Con la aparición del Plan Territorial Insular hace 10 años, el marco urbanístico para suelo rústico quedaba finalmente bien definido y argumentado. Toda finca en el campo debía adaptarse al PTI, con lo que cualquier nueva construcción o reforma y ampliación debía respetar los parámetros en él indicados.

Si éste ibicenco con su familia ya de 5 miembros seguía teniendo suerte, probablemente su propiedad no estaba –aplicando el PTI- dentro de zonas protegidas, forestales, de interés comunitario, para las aves o lo que sea; si estaba en suelo común o forestal y sin ‘bicho’ (sin limitaciones de cualquier otro tipo), podía no sólo legalizar su casa metastática, sino que incluso le quedaban parámetros para hacer algo más.

Si no tenía tanta suerte y estaba en zona medio protegida, podría llegar a legalizar lo existente.

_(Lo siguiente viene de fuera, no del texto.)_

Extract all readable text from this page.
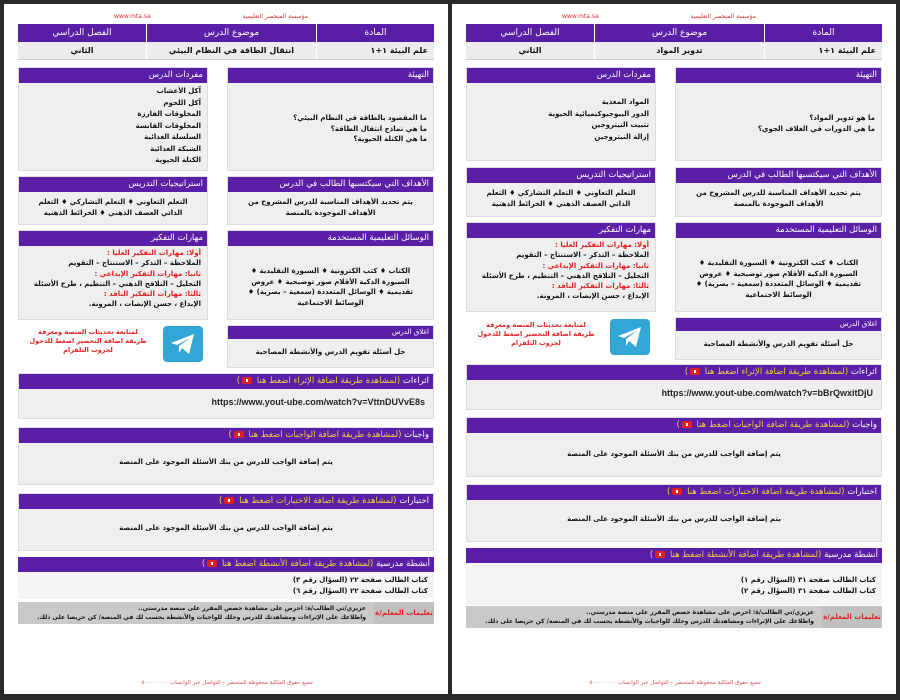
مؤسسة المتحضر التعليمية
www.mta.sa
المادة
علم البيئة ١+١
موضوع الدرس
انتقال الطاقة في النظام البيئي
الفصل الدراسي
الثاني
التهيئة
ما المقصود بالطاقة في النظام البيئي؟
ما هي نماذج انتقال الطاقة؟
ما هي الكتلة الحيوية؟
مفردات الدرس
آكل الأعشاب
آكل اللحوم
المخلوقات الفارزة
المخلوقات القانسة
السلسلة الغذائية
الشبكة الغذائية
الكتلة الحيوية
الأهداف التي سيكتسبها الطالب في الدرس
يتم تحديد الأهداف المناسبة للدرس المشروح من الأهداف الموجودة بالمنصة
استراتيجيات التدريس
التعلم التعاوني ♦ التعلم التشاركي ♦ التعلم الذاتي العصف الذهني ♦ الخرائط الذهنية
الوسائل التعليمية المستخدمة
الكتاب ♦ كتب الكترونية ♦ السبورة التقليدية ♦ السبورة الذكية الأقلام صور توضيحية ♦ عروض تقديمية ♦ الوسائل المتعددة (سمعية – بصرية) ♦ الوسائط الاجتماعية
مهارات التفكير
أولا: مهارات التفكير العليا :
الملاحظة – التذكر – الاستنتاج – التقويم
ثانيا: مهارات التفكير الإبداعي :
التحليل – التلاقح الذهني – التنظيم ، طرح الأسئلة
ثالثا: مهارات التفكير الناقد :
الإبداع ، حسن الإنصات ، المرونة.
اغلاق الدرس
حل أسئلة تقويم الدرس والأنشطة المصاحبة
لمتابعة تحديثات المنصة ومعرفة طريقة اضافة التحضير اضغط للدخول لجروب التلقرام
اثراءات (لمشاهدة طريقة اضافة الإثراء اضغط هنا )
https://www.yout-ube.com/watch?v=VttnDUVvE8s
واجبات (لمشاهدة طريقة اضافة الواجبات اضغط هنا )
يتم إضافة الواجب للدرس من بنك الأسئلة الموجود على المنصة
اختبارات (لمشاهدة طريقة اضافة الاختبارات اضغط هنا )
يتم إضافة الواجب للدرس من بنك الأسئلة الموجود على المنصة
أنشطة مدرسية (لمشاهدة طريقة اضافة الأنشطة اضغط هنا )
كتاب الطالب صفحة ٢٢ (السؤال رقم ٣)
كتاب الطالب صفحة ٢٢ (السؤال رقم ٦)
تعليمات المعلم/ة
عزيزي/تي الطالب/ة: احرص على مشاهدة حصص المقرر على منصة مدرستي..
واطلاعك على الإثراءات ومشاهدتك للدرس وحلك للواجبات والأنشطة يحسب لك في المنصة/ كن حريصا على ذلك.
جميع حقوق الملكية محفوظة للمتحضر – للتواصل عبر الواتساب ٠٥٠٠٠٠٠٠٠٠
مؤسسة المتحضر التعليمية
www.mta.sa
المادة
علم البيئة ١+١
موضوع الدرس
تدوير المواد
الفصل الدراسي
الثاني
التهيئة
ما هو تدوير المواد؟
ما هي الدورات في الغلاف الجوي؟
مفردات الدرس
المواد المغذية
الدور البيوجيوكيميائية الحيوية
تثبيت النيتروجين
إزالة النيتروجين
الأهداف التي سيكتسبها الطالب في الدرس
يتم تحديد الأهداف المناسبة للدرس المشروح من الأهداف الموجودة بالمنصة
استراتيجيات التدريس
التعلم التعاوني ♦ التعلم التشاركي ♦ التعلم الذاتي العصف الذهني ♦ الخرائط الذهنية
الوسائل التعليمية المستخدمة
الكتاب ♦ كتب الكترونية ♦ السبورة التقليدية ♦ السبورة الذكية الأقلام صور توضيحية ♦ عروض تقديمية ♦ الوسائل المتعددة (سمعية – بصرية) ♦ الوسائط الاجتماعية
مهارات التفكير
أولا: مهارات التفكير العليا :
الملاحظة – التذكر – الاستنتاج – التقويم
ثانيا: مهارات التفكير الإبداعي :
التحليل – التلاقح الذهني – التنظيم ، طرح الأسئلة
ثالثا: مهارات التفكير الناقد :
الإبداع ، حسن الإنصات ، المرونة.
اغلاق الدرس
حل أسئلة تقويم الدرس والأنشطة المصاحبة
لمتابعة تحديثات المنصة ومعرفة طريقة اضافة التحضير اضغط للدخول لجروب التلقرام
اثراءات (لمشاهدة طريقة اضافة الإثراء اضغط هنا )
https://www.yout-ube.com/watch?v=bBrQwxitDjU
واجبات (لمشاهدة طريقة اضافة الواجبات اضغط هنا )
يتم إضافة الواجب للدرس من بنك الأسئلة الموجود على المنصة
اختبارات (لمشاهدة طريقة اضافة الاختبارات اضغط هنا )
يتم إضافة الواجب للدرس من بنك الأسئلة الموجود على المنصة
أنشطة مدرسية (لمشاهدة طريقة اضافة الأنشطة اضغط هنا )
كتاب الطالب صفحة ٣١ (السؤال رقم ١)
كتاب الطالب صفحة ٣١ (السؤال رقم ٢)
تعليمات المعلم/ة
عزيزي/تي الطالب/ة: احرص على مشاهدة حصص المقرر على منصة مدرستي..
واطلاعك على الإثراءات ومشاهدتك للدرس وحلك للواجبات والأنشطة يحسب لك في المنصة/ كن حريصا على ذلك.
جميع حقوق الملكية محفوظة للمتحضر – للتواصل عبر الواتساب ٠٥٠٠٠٠٠٠٠٠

Pero nada de ampliar.

Y si no tenía nada de suerte y no podía obtener la legalización al estar en zona muy protegida (por ejemplo una cima o un acantilado en línea de costa), no le quedaba otra que esperar a tiempos mejores, y vivir fuera de ordenación. Es decir, alegal.

En los últimos años las cosas han cambiado un poco…

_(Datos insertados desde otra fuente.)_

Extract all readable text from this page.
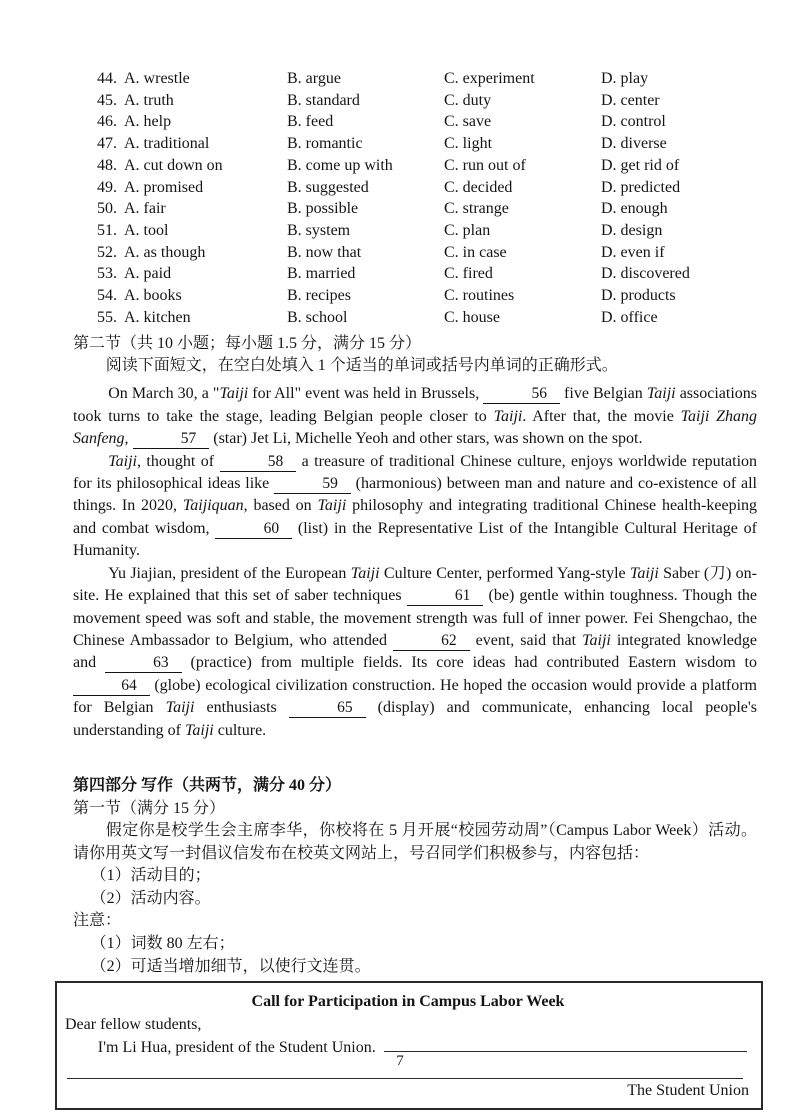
44. A. wrestle	B. argue	C. experiment	D. play
45. A. truth	B. standard	C. duty	D. center
46. A. help	B. feed	C. save	D. control
47. A. traditional	B. romantic	C. light	D. diverse
48. A. cut down on	B. come up with	C. run out of	D. get rid of
49. A. promised	B. suggested	C. decided	D. predicted
50. A. fair	B. possible	C. strange	D. enough
51. A. tool	B. system	C. plan	D. design
52. A. as though	B. now that	C. in case	D. even if
53. A. paid	B. married	C. fired	D. discovered
54. A. books	B. recipes	C. routines	D. products
55. A. kitchen	B. school	C. house	D. office
第二节（共 10 小题；每小题 1.5 分，满分 15 分）
阅读下面短文，在空白处填入 1 个适当的单词或括号内单词的正确形式。

On March 30, a "Taiji for All" event was held in Brussels,	56 five Belgian Taiji associations took turns to take the stage, leading Belgian people closer to Taiji. After that, the movie Taiji Zhang Sanfeng,	57 (star) Jet Li, Michelle Yeoh and other stars, was shown on the spot.

Taiji, thought of	58 a treasure of traditional Chinese culture, enjoys worldwide reputation for its philosophical ideas like	59 (harmonious) between man and nature and co-existence of all things. In 2020, Taijiquan, based on Taiji philosophy and integrating traditional Chinese health-keeping and combat wisdom,	60 (list) in the Representative List of the Intangible Cultural Heritage of Humanity.

Yu Jiajian, president of the European Taiji Culture Center, performed Yang-style Taiji Saber (刀) on-site. He explained that this set of saber techniques	61 (be) gentle within toughness. Though the movement speed was soft and stable, the movement strength was full of inner power. Fei Shengchao, the Chinese Ambassador to Belgium, who attended	62 event, said that Taiji integrated knowledge and	63 (practice) from multiple fields. Its core ideas had contributed Eastern wisdom to 64 (globe) ecological civilization construction. He hoped the occasion would provide a platform for Belgian Taiji enthusiasts	65 (display) and communicate, enhancing local people's understanding of Taiji culture.

第四部分 写作（共两节，满分 40 分）
第一节（满分 15 分）

假定你是校学生会主席李华，你校将在 5 月开展“校园劳动周”（Campus Labor Week）活动。请你用英文写一封倡议信发布在校英文网站上，号召同学们积极参与，内容包括：

（1）活动目的；
（2）活动内容。
注意：
（1）词数 80 左右；
（2）可适当增加细节，以使行文连贯。
Call for Participation in Campus Labor Week
Dear fellow students,
I'm Li Hua, president of the Student Union.
The Student Union
7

El padre, con la casa ya legal, quiere regalar a sus tres hijos sendas porciones de tierra segregadas de su finca matriz. Tras hacer las consultas pertinentes en el Ayuntamiento o en el Consell Insular, empieza los trámites para la segregación. Obviando los detalles del proceso que puede llegar a ser farragoso, consigue escriturar una finca para cada hijo.

Entonces, uno de sus hijos decide vender su porción. Oferta y demanda. El comprador quiere asegurarse de que podrá construir su casa antes de comprar, por lo que se informa. Para sorpresa de ambos, les dicen que en la finca sólo el heredero puede tener licencia de obras para hacer su vivienda, pues la superficie total no alcanza el mínimo exigible para esa zona; es decir: si bien al hijo le hacían falta poco más de 11.000 metros para poder edificar, el comprador -normalmente extranjero o foráneo- necesita 15.000. Parece razonable, pues quiere evitar la especulación y masificación en el campo.

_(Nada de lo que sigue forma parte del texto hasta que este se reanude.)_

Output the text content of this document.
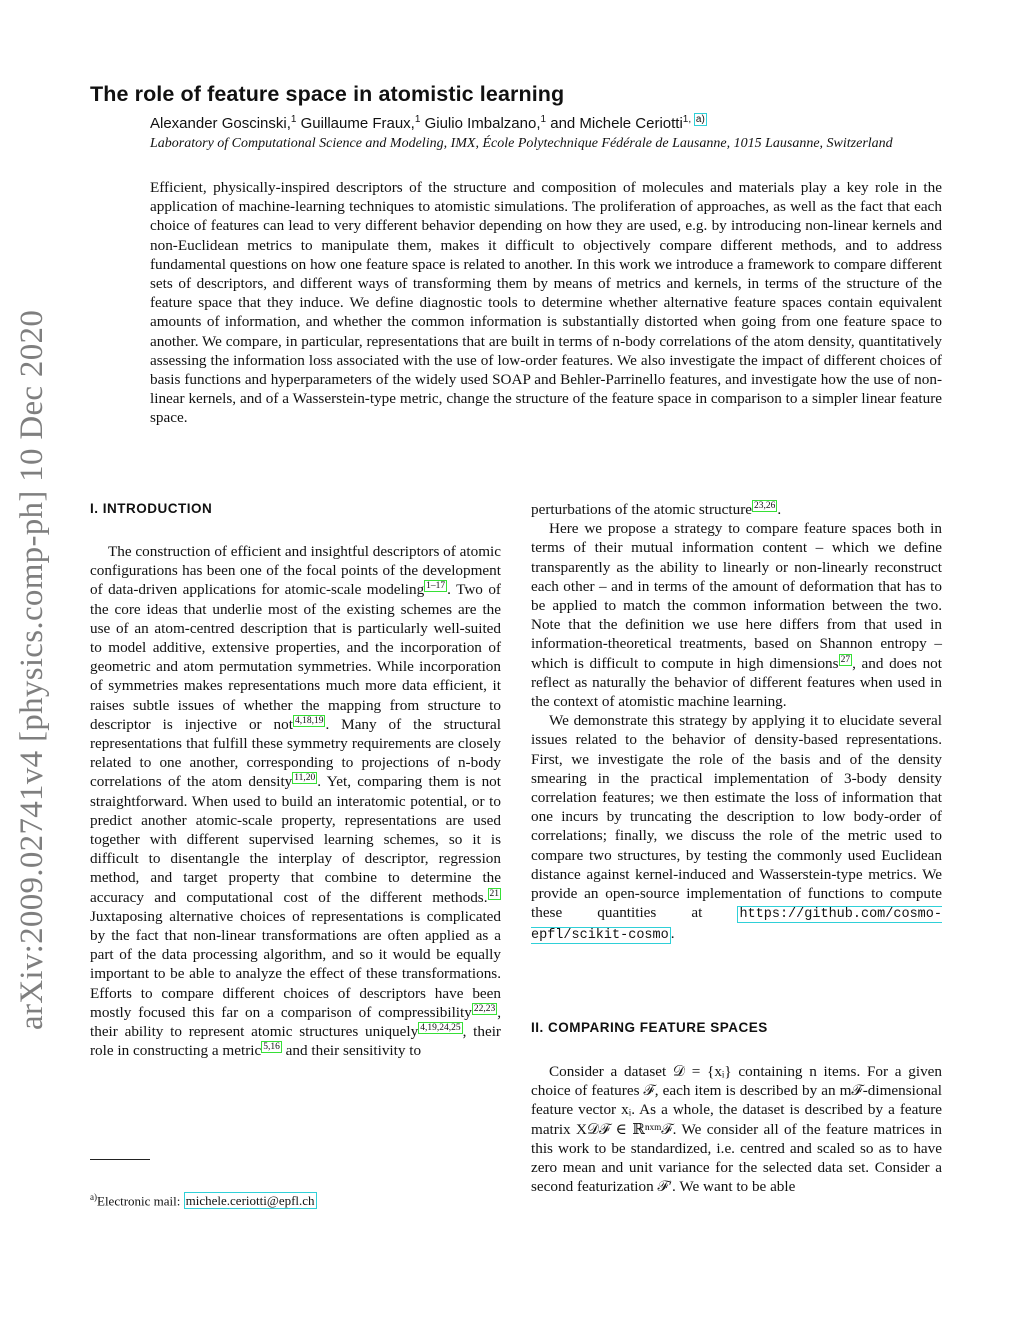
arXiv:2009.02741v4 [physics.comp-ph] 10 Dec 2020
The role of feature space in atomistic learning
Alexander Goscinski,$^1$ Guillaume Fraux,$^1$ Giulio Imbalzano,$^1$ and Michele Ceriotti$^{1, a)}$
Laboratory of Computational Science and Modeling, IMX, École Polytechnique Fédérale de Lausanne, 1015 Lausanne, Switzerland
Efficient, physically-inspired descriptors of the structure and composition of molecules and materials play a key role in the application of machine-learning techniques to atomistic simulations. The proliferation of approaches, as well as the fact that each choice of features can lead to very different behavior depending on how they are used, e.g. by introducing non-linear kernels and non-Euclidean metrics to manipulate them, makes it difficult to objectively compare different methods, and to address fundamental questions on how one feature space is related to another. In this work we introduce a framework to compare different sets of descriptors, and different ways of transforming them by means of metrics and kernels, in terms of the structure of the feature space that they induce. We define diagnostic tools to determine whether alternative feature spaces contain equivalent amounts of information, and whether the common information is substantially distorted when going from one feature space to another. We compare, in particular, representations that are built in terms of n-body correlations of the atom density, quantitatively assessing the information loss associated with the use of low-order features. We also investigate the impact of different choices of basis functions and hyperparameters of the widely used SOAP and Behler-Parrinello features, and investigate how the use of non-linear kernels, and of a Wasserstein-type metric, change the structure of the feature space in comparison to a simpler linear feature space.
I. INTRODUCTION

The construction of efficient and insightful descriptors of atomic configurations has been one of the focal points of the development of data-driven applications for atomic-scale modeling $^{1-17}$ . Two of the core ideas that underlie most of the existing schemes are the use of an atom-centred description that is particularly well-suited to model additive, extensive properties, and the incorporation of geometric and atom permutation symmetries. While incorporation of symmetries makes representations much more data efficient, it raises subtle issues of whether the mapping from structure to descriptor is injective or not $^{4,18,19}$ . Many of the structural representations that fulfill these symmetry requirements are closely related to one another, corresponding to projections of n-body correlations of the atom density $^{11,20}$ . Yet, comparing them is not straightforward. When used to build an interatomic potential, or to predict another atomic-scale property, representations are used together with different supervised learning schemes, so it is difficult to disentangle the interplay of descriptor, regression method, and target property that combine to determine the accuracy and computational cost of the different methods. $^{21}$ Juxtaposing alternative choices of representations is complicated by the fact that non-linear transformations are often applied as a part of the data processing algorithm, and so it would be equally important to be able to analyze the effect of these transformations. Efforts to compare different choices of descriptors have been mostly focused this far on a comparison of compressibility $^{22,23}$ , their ability to represent atomic structures uniquely $^{4,19,24,25}$ , their role in constructing a metric $^{5,16}$ and their sensitivity to

perturbations of the atomic structure $^{23,26}$ .

Here we propose a strategy to compare feature spaces both in terms of their mutual information content – which we define transparently as the ability to linearly or non-linearly reconstruct each other – and in terms of the amount of deformation that has to be applied to match the common information between the two. Note that the definition we use here differs from that used in information-theoretical treatments, based on Shannon entropy – which is difficult to compute in high dimensions $^{27}$ , and does not reflect as naturally the behavior of different features when used in the context of atomistic machine learning.

We demonstrate this strategy by applying it to elucidate several issues related to the behavior of density-based representations. First, we investigate the role of the basis and of the density smearing in the practical implementation of 3-body density correlation features; we then estimate the loss of information that one incurs by truncating the description to low body-order of correlations; finally, we discuss the role of the metric used to compare two structures, by testing the commonly used Euclidean distance against kernel-induced and Wasserstein-type metrics. We provide an open-source implementation of functions to compute these quantities at https://github.com/cosmo-epfl/scikit-cosmo .

II. COMPARING FEATURE SPACES

Consider a dataset 𝒟 = {xᵢ} containing n items. For a given choice of features ℱ, each item is described by an mℱ-dimensional feature vector xᵢ. As a whole, the dataset is described by a feature matrix X𝒟ℱ ∈ ℝⁿˣᵐℱ. We consider all of the feature matrices in this work to be standardized, i.e. centred and scaled so as to have zero mean and unit variance for the selected data set. Consider a second featurization ℱ′. We want to be able

$^{a)}$Electronic mail: michele.ceriotti@epfl.ch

Lamentablemente, a vueltas con la ley de la oferta y la demanda, el hijo sigue queriendo vender y el comprador extranjero sigue queriendo comprar. Las interpretaciones de ley que vienen a partir de ahora son siempre limítrofes o incluso alegales: el hijo presenta proyecto de edificación a su nombre. La finca sigue estando a su nombre. El comprador intenta amarrar todas las posibilidades y riesgos que se le ocurren, pero nada va a impedir que esté invirtiendo en algo que, legalmente, no es suyo. Se alargan los plazos y empiezan las dudas y la desconfianza, lo que valía hace un año ahora ya no. Y ya tenemos el jaleo montado.

Si además incluimos en el proceso a intermediarios, técnicos, constructores, abogados y asesores, el problema puede llegar a ser interminable, eterno. Y también alegal.

Se me ocurren muchas otras situaciones y soluciones en el ámbito urbanístico de suelo rústico, donde siempre existen dos respuestas para un mismo problema; pero al fin y al cabo se tratará de apaños mal resueltos, como interpretación personalizada de una normativa que se antojaba muy clara.

Y de asuntos como las necesidades reales de las personas, el inexorable paso del tiempo y cómo influye en sus casas, o la belleza intrínseca de ésta arquitectura tan simple y pura, pero en el fondo efímera y en constante mutación… De estas minucias, siempre habrá no dos, sino múltiples interpretaciones del mismo problema. Lo fácil es hacer como aquel albañil que me desmontaba el cuartucho y reutilizaba los ladrillos, o el que lo terminaba y habilitaba como caseta para el perro… Pero yo hubiese preferido que me dejasen mi cuartucho sin babas de cemento ni tejados, y un buen montón de ladrillos a su lado. Con tiempo y buenos consejos seguro que llegaría a un punto intermedio.